Bring on the Skeptics
When you are developing groundbreaking ideas, you will always run across skeptics. There’s an old joke that goes, “There are two kinds of people in the world, ones that divide the world into two kinds of people, and ones that don’t.” But seriously, in the world of invention it often seems there really are two kinds of people, those who are intrigued by new ideas and those who love to play devil’s advocate. Entrepreneurs need to have the ability to leap over the obstacles in their path. It helps to have the kind of personality that can hear “no” a hundred times and still know that “yes” is just around the corner. We get re-energized when we talk with people who spark with a bolt of creativity when presented with something new. Often you can tell within a few minutes of meeting with someone whether they are open to new ideas and new opportunities or whether they immediately look for ways to distance themselves from anything different. It can be tempting to want to surround yourself only with those who share your vision but before you write off those risk-adverse colleagues, take the opportunity to use their skepticism to your advantage.
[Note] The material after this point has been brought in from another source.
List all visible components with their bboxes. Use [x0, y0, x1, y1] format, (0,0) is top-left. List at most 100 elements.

Here are a few suggestions:
- Listen carefully to objections and force yourself to ask two or three probing questions before you try to defend or explain your own position.
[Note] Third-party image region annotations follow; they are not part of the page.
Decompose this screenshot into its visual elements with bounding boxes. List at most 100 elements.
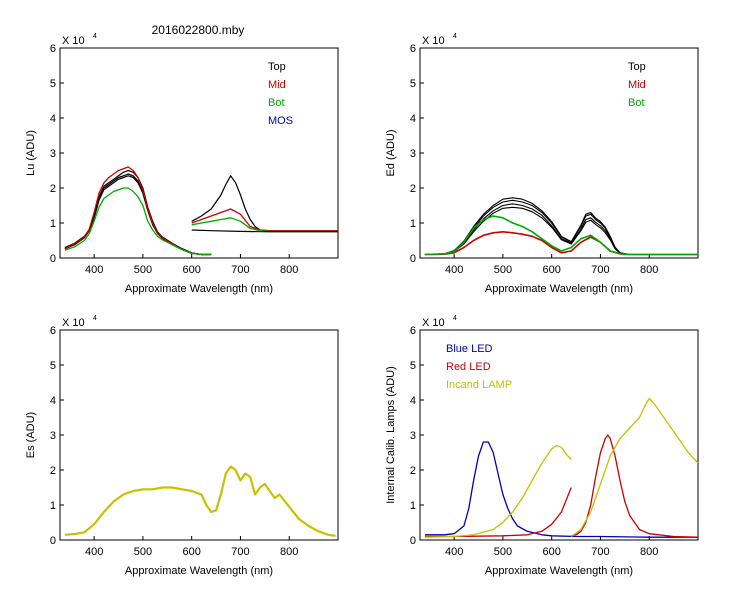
y-tick-label: 0 bbox=[50, 535, 56, 547]
x-tick-label: 700 bbox=[591, 546, 609, 558]
y-tick-label: 3 bbox=[50, 148, 56, 160]
y-tick-label: 3 bbox=[50, 430, 56, 442]
y-tick-label: 6 bbox=[50, 325, 56, 337]
series-line-top bbox=[64, 173, 212, 256]
series-line-bot bbox=[191, 217, 338, 233]
plot-frame bbox=[419, 47, 699, 259]
y-tick-label: 6 bbox=[410, 43, 416, 55]
series-line-bot bbox=[64, 187, 212, 256]
x-tick-label: 500 bbox=[134, 546, 152, 558]
legend-entry-incand-lamp: Incand LAMP bbox=[446, 379, 512, 391]
panel-lamps: 0 1 2 3 4 5 6 400 500 600 700 800 X 10 4 Approximate W… bbox=[385, 315, 699, 577]
y-multiplier-exponent: 4 bbox=[453, 315, 457, 322]
x-tick-label: 500 bbox=[494, 546, 512, 558]
x-tick-label: 700 bbox=[591, 264, 609, 276]
series-line-red-led bbox=[571, 434, 699, 538]
series-line-mid bbox=[64, 166, 212, 256]
plot-frame bbox=[59, 47, 339, 259]
x-tick-label: 600 bbox=[543, 546, 561, 558]
legend-entry-top: Top bbox=[628, 61, 646, 73]
y-tick-label: 5 bbox=[50, 78, 56, 90]
y-tick-label: 2 bbox=[410, 465, 416, 477]
x-axis-label: Approximate Wavelength (nm) bbox=[485, 565, 633, 577]
y-axis-label: Es (ADU) bbox=[25, 412, 37, 458]
x-tick-label: 700 bbox=[231, 264, 249, 276]
y-tick-label: 3 bbox=[410, 430, 416, 442]
y-tick-label: 5 bbox=[50, 360, 56, 372]
x-tick-label: 400 bbox=[85, 546, 103, 558]
y-tick-label: 1 bbox=[410, 500, 416, 512]
y-tick-label: 5 bbox=[410, 360, 416, 372]
y-multiplier-exponent: 4 bbox=[93, 315, 97, 322]
y-multiplier-exponent: 4 bbox=[453, 33, 457, 40]
y-tick-label: 4 bbox=[410, 395, 416, 407]
y-multiplier: X 10 bbox=[62, 35, 85, 47]
x-tick-label: 800 bbox=[640, 546, 658, 558]
y-tick-label: 5 bbox=[410, 78, 416, 90]
x-tick-label: 500 bbox=[134, 264, 152, 276]
plot-frame bbox=[59, 329, 339, 541]
x-tick-label: 800 bbox=[640, 264, 658, 276]
x-tick-label: 700 bbox=[231, 546, 249, 558]
y-multiplier: X 10 bbox=[62, 317, 85, 329]
x-axis-label: Approximate Wavelength (nm) bbox=[125, 565, 273, 577]
y-axis-label: Ed (ADU) bbox=[385, 129, 397, 176]
y-tick-label: 2 bbox=[410, 183, 416, 195]
series-line-incand-lamp bbox=[570, 397, 699, 538]
series-line-bot bbox=[424, 215, 698, 256]
legend-entry-mid: Mid bbox=[628, 79, 646, 91]
legend-entry-top: Top bbox=[268, 61, 286, 73]
legend-entry-mid: Mid bbox=[268, 79, 286, 91]
y-axis-label: Internal Calib. Lamps (ADU) bbox=[385, 366, 397, 504]
y-tick-label: 0 bbox=[50, 253, 56, 265]
x-tick-label: 500 bbox=[494, 264, 512, 276]
y-tick-label: 1 bbox=[50, 218, 56, 230]
x-axis-label: Approximate Wavelength (nm) bbox=[485, 283, 633, 295]
x-tick-label: 600 bbox=[543, 264, 561, 276]
y-tick-label: 1 bbox=[50, 500, 56, 512]
series-line-es bbox=[64, 465, 336, 537]
x-axis-label: Approximate Wavelength (nm) bbox=[125, 283, 273, 295]
y-tick-label: 6 bbox=[410, 325, 416, 337]
x-tick-label: 800 bbox=[280, 264, 298, 276]
panel-ed: 0 1 2 3 4 5 6 400 500 600 700 800 X 10 4 Approximate W… bbox=[385, 33, 699, 295]
legend-entry-mos: MOS bbox=[268, 115, 293, 127]
x-tick-label: 400 bbox=[85, 264, 103, 276]
series-line-top bbox=[191, 175, 338, 232]
x-tick-label: 600 bbox=[183, 264, 201, 276]
series-line-red-led bbox=[424, 487, 572, 538]
series-line-mid bbox=[191, 208, 338, 232]
series-line-incand-lamp bbox=[424, 444, 572, 538]
x-tick-label: 600 bbox=[183, 546, 201, 558]
x-tick-label: 800 bbox=[280, 546, 298, 558]
y-tick-label: 2 bbox=[50, 183, 56, 195]
y-tick-label: 0 bbox=[410, 253, 416, 265]
panel-es: 0 1 2 3 4 5 6 400 500 600 700 800 X 10 4 Approximate W… bbox=[25, 315, 339, 577]
series-line-top bbox=[424, 206, 698, 256]
series-line-top bbox=[64, 175, 212, 256]
y-tick-label: 4 bbox=[410, 113, 416, 125]
legend-entry-bot: Bot bbox=[268, 97, 285, 109]
y-multiplier: X 10 bbox=[422, 35, 445, 47]
figure-title: 2016022800.mby bbox=[152, 23, 245, 37]
y-tick-label: 2 bbox=[50, 465, 56, 477]
y-axis-label: Lu (ADU) bbox=[25, 130, 37, 176]
y-tick-label: 0 bbox=[410, 535, 416, 547]
y-tick-label: 1 bbox=[410, 218, 416, 230]
series-line-top bbox=[424, 197, 698, 256]
legend-entry-bot: Bot bbox=[628, 97, 645, 109]
y-tick-label: 4 bbox=[50, 395, 56, 407]
y-tick-label: 4 bbox=[50, 113, 56, 125]
y-tick-label: 6 bbox=[50, 43, 56, 55]
x-tick-label: 400 bbox=[445, 264, 463, 276]
series-line-blue-led bbox=[424, 441, 698, 538]
legend-entry-red-led: Red LED bbox=[446, 361, 491, 373]
panel-lu: 0 1 2 3 4 5 6 400 500 600 700 800 X 10 4 Approximate W… bbox=[25, 33, 339, 295]
legend-entry-blue-led: Blue LED bbox=[446, 343, 493, 355]
y-multiplier: X 10 bbox=[422, 317, 445, 329]
y-tick-label: 3 bbox=[410, 148, 416, 160]
series-line-top bbox=[191, 229, 338, 233]
x-tick-label: 400 bbox=[445, 546, 463, 558]
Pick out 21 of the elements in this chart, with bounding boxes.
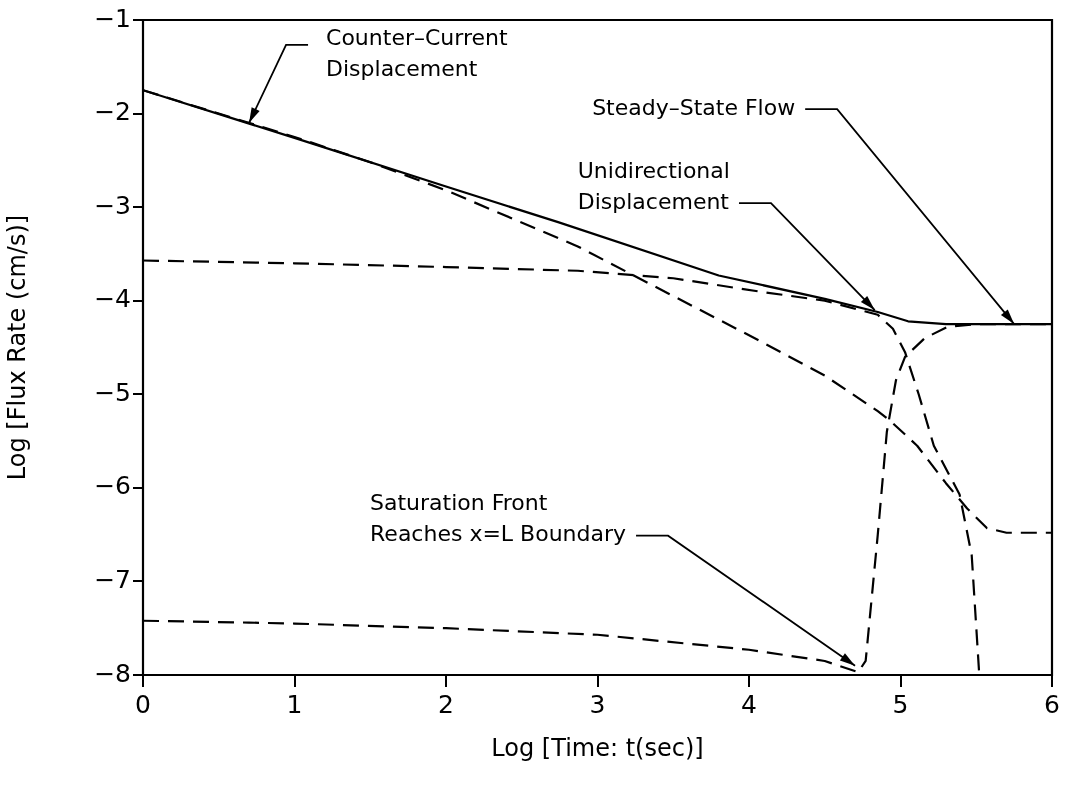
y-tick-label: −3 [94, 190, 131, 220]
y-tick-label: −4 [94, 284, 131, 314]
x-tick-label: 2 [438, 689, 454, 719]
y-tick-label: −2 [94, 97, 131, 127]
x-tick-label: 0 [135, 689, 151, 719]
annotation: Steady–State Flow [592, 94, 796, 120]
x-tick-label: 1 [286, 689, 303, 719]
y-tick-label: −5 [94, 377, 131, 407]
x-tick-label: 6 [1044, 689, 1060, 719]
y-axis-title: Log [Flux Rate (cm/s)] [2, 214, 31, 481]
annotation: Counter–Current Displacement [326, 24, 508, 81]
x-axis-title: Log [Time: t(sec)] [491, 733, 704, 762]
y-tick-label: −1 [94, 3, 131, 33]
y-tick-label: −8 [94, 658, 131, 688]
x-tick-label: 5 [892, 689, 909, 719]
y-tick-label: −6 [94, 471, 131, 501]
x-tick-label: 4 [741, 689, 757, 719]
x-tick-label: 3 [589, 689, 606, 719]
y-tick-label: −7 [94, 564, 131, 594]
annotation: Saturation Front Reaches x=L Boundary [370, 490, 627, 547]
annotation: Unidirectional Displacement [577, 157, 730, 214]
- Ask them to tell you more about their concerns or ask if they see any blind spots that you haven’t addressed yet.
- Try to figure out if they had a personal experience that leads them to doubt your idea or if they have seen companies with similar problems or failures. Dig into the details.
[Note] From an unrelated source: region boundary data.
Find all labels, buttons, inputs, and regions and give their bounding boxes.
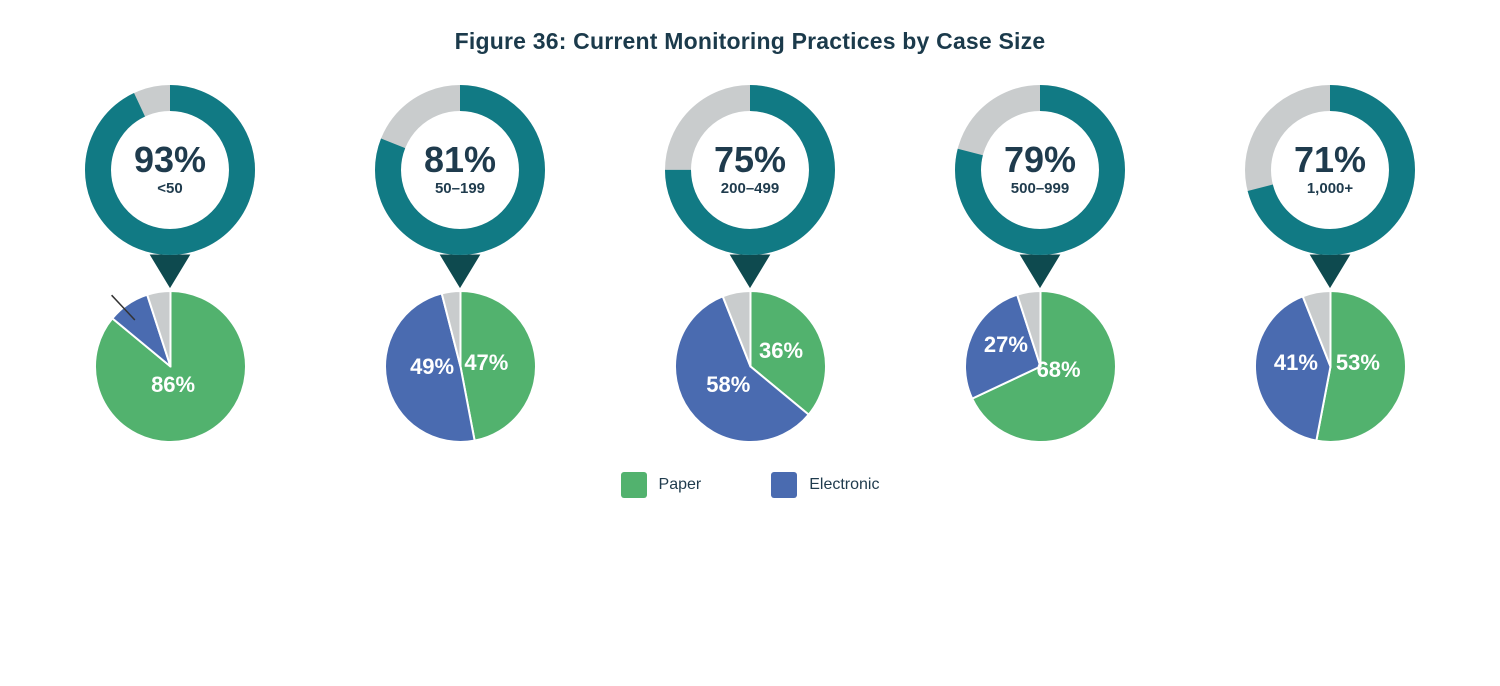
donut-chart: 75%200–499: [665, 85, 835, 255]
legend-label: Paper: [659, 476, 702, 494]
legend: Paper Electronic: [0, 472, 1500, 498]
donut-chart: 81%50–199: [375, 85, 545, 255]
legend-item: Paper: [621, 472, 702, 498]
pie-chart: 53% 41%: [1253, 289, 1408, 444]
panel-50-199: 81%50–199 47% 49%: [360, 85, 560, 444]
pie-chart: 36% 58%: [673, 289, 828, 444]
pie-chart: 86%: [93, 289, 248, 444]
panels-row: 93%<50 86% 81%50–199 47% 49% 75%200–499 3…: [0, 85, 1500, 444]
donut-chart: 71%1,000+: [1245, 85, 1415, 255]
chart-title: Figure 36: Current Monitoring Practices …: [0, 0, 1500, 55]
pie-slice-label: 47%: [464, 352, 508, 374]
panel-200-499: 75%200–499 36% 58%: [650, 85, 850, 444]
legend-swatch: [621, 472, 647, 498]
panel-lt50: 93%<50 86%: [70, 85, 270, 444]
pie-slice-label: 68%: [1037, 359, 1081, 381]
donut-chart: 93%<50: [85, 85, 255, 255]
pie-slice-label: 58%: [706, 374, 750, 396]
pie-chart: 47% 49%: [383, 289, 538, 444]
pie-slice-label: 36%: [759, 340, 803, 362]
legend-item: Electronic: [771, 472, 879, 498]
pie-slice-label: 53%: [1336, 352, 1380, 374]
donut-chart: 79%500–999: [955, 85, 1125, 255]
panel-1000plus: 71%1,000+ 53% 41%: [1230, 85, 1430, 444]
panel-500-999: 79%500–999 68% 27%: [940, 85, 1140, 444]
pie-chart: 68% 27%: [963, 289, 1118, 444]
legend-swatch: [771, 472, 797, 498]
pie-slice-label: 86%: [151, 374, 195, 396]
pie-slice-label: 49%: [410, 356, 454, 378]
legend-label: Electronic: [809, 476, 879, 494]
pie-slice-label: 27%: [984, 334, 1028, 356]
pie-slice-label: 41%: [1274, 352, 1318, 374]
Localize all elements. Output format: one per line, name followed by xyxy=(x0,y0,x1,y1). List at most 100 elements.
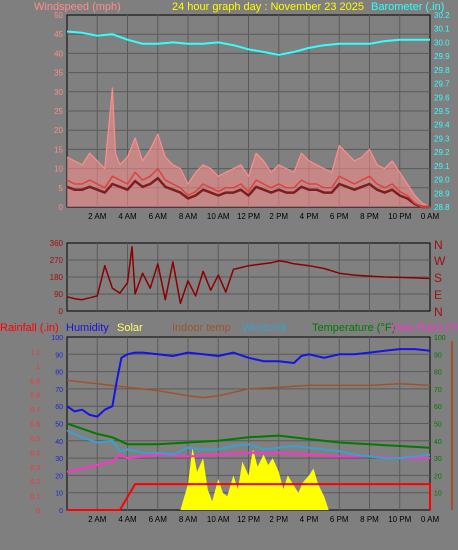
baro-y-tick-29.2: 29.2 xyxy=(434,148,450,157)
indoor-temp-line xyxy=(66,379,431,399)
wind-gust-line xyxy=(66,87,431,208)
wind-y-tick-10: 10 xyxy=(54,165,63,174)
direction-y-tick-270: 270 xyxy=(50,256,64,265)
legend-windchill: Windchill xyxy=(242,322,286,334)
wind-x-tick-7: 4 PM xyxy=(300,212,319,221)
windspeed-axis-title: Windspeed (mph) xyxy=(34,1,121,13)
humidity-y-tick-40: 40 xyxy=(55,439,63,446)
wind-x-tick-8: 6 PM xyxy=(330,212,349,221)
humidity-y-tick-80: 80 xyxy=(55,370,63,377)
wind-x-tick-5: 12 PM xyxy=(237,212,260,221)
temperature-y-tick-80: 80 xyxy=(434,370,442,377)
baro-y-tick-29.6: 29.6 xyxy=(434,93,450,102)
wind-x-tick-1: 4 AM xyxy=(118,212,137,221)
legend-solar: Solar xyxy=(117,322,143,334)
temperature-y-tick-10: 10 xyxy=(434,491,442,498)
baro-y-tick-29: 29.0 xyxy=(434,176,450,185)
baro-y-tick-28.8: 28.8 xyxy=(434,203,450,212)
wind-y-tick-20: 20 xyxy=(54,126,63,135)
temperature-y-tick-20: 20 xyxy=(434,473,442,480)
wind-y-tick-5: 5 xyxy=(59,184,64,193)
env-x-tick-4: 10 AM xyxy=(207,515,230,524)
temperature-y-tick-60: 60 xyxy=(434,404,442,411)
rain-y-tick-0.2: 0.2 xyxy=(30,479,40,486)
baro-y-tick-30: 30.0 xyxy=(434,38,450,47)
wind-y-tick-15: 15 xyxy=(54,145,63,154)
chart-drawing-layer: 0510152025303540455028.828.929.029.129.2… xyxy=(30,11,453,524)
rain-y-tick-1: 1 xyxy=(36,364,40,371)
env-x-tick-7: 4 PM xyxy=(300,515,319,524)
temperature-y-tick-90: 90 xyxy=(434,352,442,359)
env-x-tick-6: 2 PM xyxy=(269,515,288,524)
legend-temperature: Temperature (°F) xyxy=(312,322,395,334)
wind-y-tick-0: 0 xyxy=(59,203,64,212)
humidity-y-tick-70: 70 xyxy=(55,387,63,394)
wind-x-tick-10: 10 PM xyxy=(388,212,411,221)
humidity-y-tick-100: 100 xyxy=(51,335,63,342)
env-x-tick-3: 8 AM xyxy=(179,515,198,524)
wind-y-tick-40: 40 xyxy=(54,49,63,58)
direction-y-tick-360: 360 xyxy=(50,239,64,248)
baro-y-tick-29.9: 29.9 xyxy=(434,52,450,61)
temperature-y-tick-40: 40 xyxy=(434,439,442,446)
direction-label-n-top: N xyxy=(434,238,443,252)
rain-y-tick-0.8: 0.8 xyxy=(30,393,40,400)
wind-y-tick-25: 25 xyxy=(54,107,63,116)
baro-y-tick-29.3: 29.3 xyxy=(434,134,450,143)
temperature-y-tick-30: 30 xyxy=(434,456,442,463)
env-x-tick-10: 10 PM xyxy=(388,515,411,524)
wind-y-tick-45: 45 xyxy=(54,30,63,39)
rain-y-tick-0.4: 0.4 xyxy=(30,450,40,457)
wind-y-tick-50: 50 xyxy=(54,11,63,20)
env-x-tick-9: 8 PM xyxy=(360,515,379,524)
rain-y-tick-0.1: 0.1 xyxy=(30,494,40,501)
humidity-y-tick-30: 30 xyxy=(55,456,63,463)
legend-dew-point: Dew Point (°F xyxy=(392,322,458,334)
rain-y-tick-0: 0 xyxy=(36,508,40,515)
baro-y-tick-29.7: 29.7 xyxy=(434,80,450,89)
env-x-tick-0: 2 AM xyxy=(88,515,107,524)
barometer-line xyxy=(66,30,430,56)
env-x-tick-8: 6 PM xyxy=(330,515,349,524)
baro-y-tick-29.5: 29.5 xyxy=(434,107,450,116)
direction-y-tick-90: 90 xyxy=(54,290,63,299)
direction-label-e: E xyxy=(434,288,442,302)
legend-humidity: Humidity xyxy=(66,322,109,334)
rainfall-line xyxy=(67,483,431,511)
rain-y-tick-1.1: 1.1 xyxy=(30,349,40,356)
rain-y-tick-0.6: 0.6 xyxy=(30,422,40,429)
legend-indoor-temp: Indoor temp xyxy=(172,322,231,334)
wind-y-tick-30: 30 xyxy=(54,88,63,97)
wind-x-tick-3: 8 AM xyxy=(179,212,198,221)
humidity-line xyxy=(66,348,431,418)
barometer-axis-title: Barometer (.in) xyxy=(371,1,444,13)
baro-y-tick-30.2: 30.2 xyxy=(434,11,450,20)
wind-x-tick-11: 0 AM xyxy=(421,212,440,221)
baro-y-tick-28.9: 28.9 xyxy=(434,189,450,198)
humidity-y-tick-60: 60 xyxy=(55,404,63,411)
rain-y-tick-0.9: 0.9 xyxy=(30,378,40,385)
wind-x-tick-2: 6 AM xyxy=(149,212,168,221)
humidity-y-tick-20: 20 xyxy=(55,473,63,480)
temperature-y-tick-50: 50 xyxy=(434,422,442,429)
direction-compass-labels: N W S E N xyxy=(434,238,446,319)
baro-y-tick-30.1: 30.1 xyxy=(434,25,450,34)
wind-y-tick-35: 35 xyxy=(54,69,63,78)
wind-x-tick-9: 8 PM xyxy=(360,212,379,221)
baro-y-tick-29.8: 29.8 xyxy=(434,66,450,75)
windchill-line xyxy=(66,429,431,460)
env-x-tick-11: 0 AM xyxy=(421,515,440,524)
env-x-tick-5: 12 PM xyxy=(237,515,260,524)
wind-avg-line xyxy=(66,167,430,208)
direction-label-w: W xyxy=(434,254,446,268)
direction-label-n-bottom: N xyxy=(434,305,443,319)
solar-area xyxy=(67,447,430,510)
direction-y-tick-180: 180 xyxy=(50,273,64,282)
direction-label-s: S xyxy=(434,271,442,285)
legend-rainfall: Rainfall (.in) xyxy=(0,322,59,334)
temperature-y-tick-70: 70 xyxy=(434,387,442,394)
baro-y-tick-29.1: 29.1 xyxy=(434,162,450,171)
env-x-tick-2: 6 AM xyxy=(149,515,168,524)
- Restate their objections back to them in a neutral tone, for instance, “It sounds like you are concerned there are too many similar products on the market.” or “It sounds like you’re worried our price point will not be competitive.”
- Tell them you really need their “tough love” and ask them to point out weaknesses in your pitch or product description.
The key is to listen without reacting. Don’t let yourself go into problem solving mode. Don’t try to win them over. Capture their input objectively. Don’t disregard it, use it to strengthen your plans. The other trick is to know when to move on. There is no reason to beat a dead horse. Some people just won’t be won over. Spend your energy finding the people who will – they are out there, just waiting for the next big thing, and your idea could be it.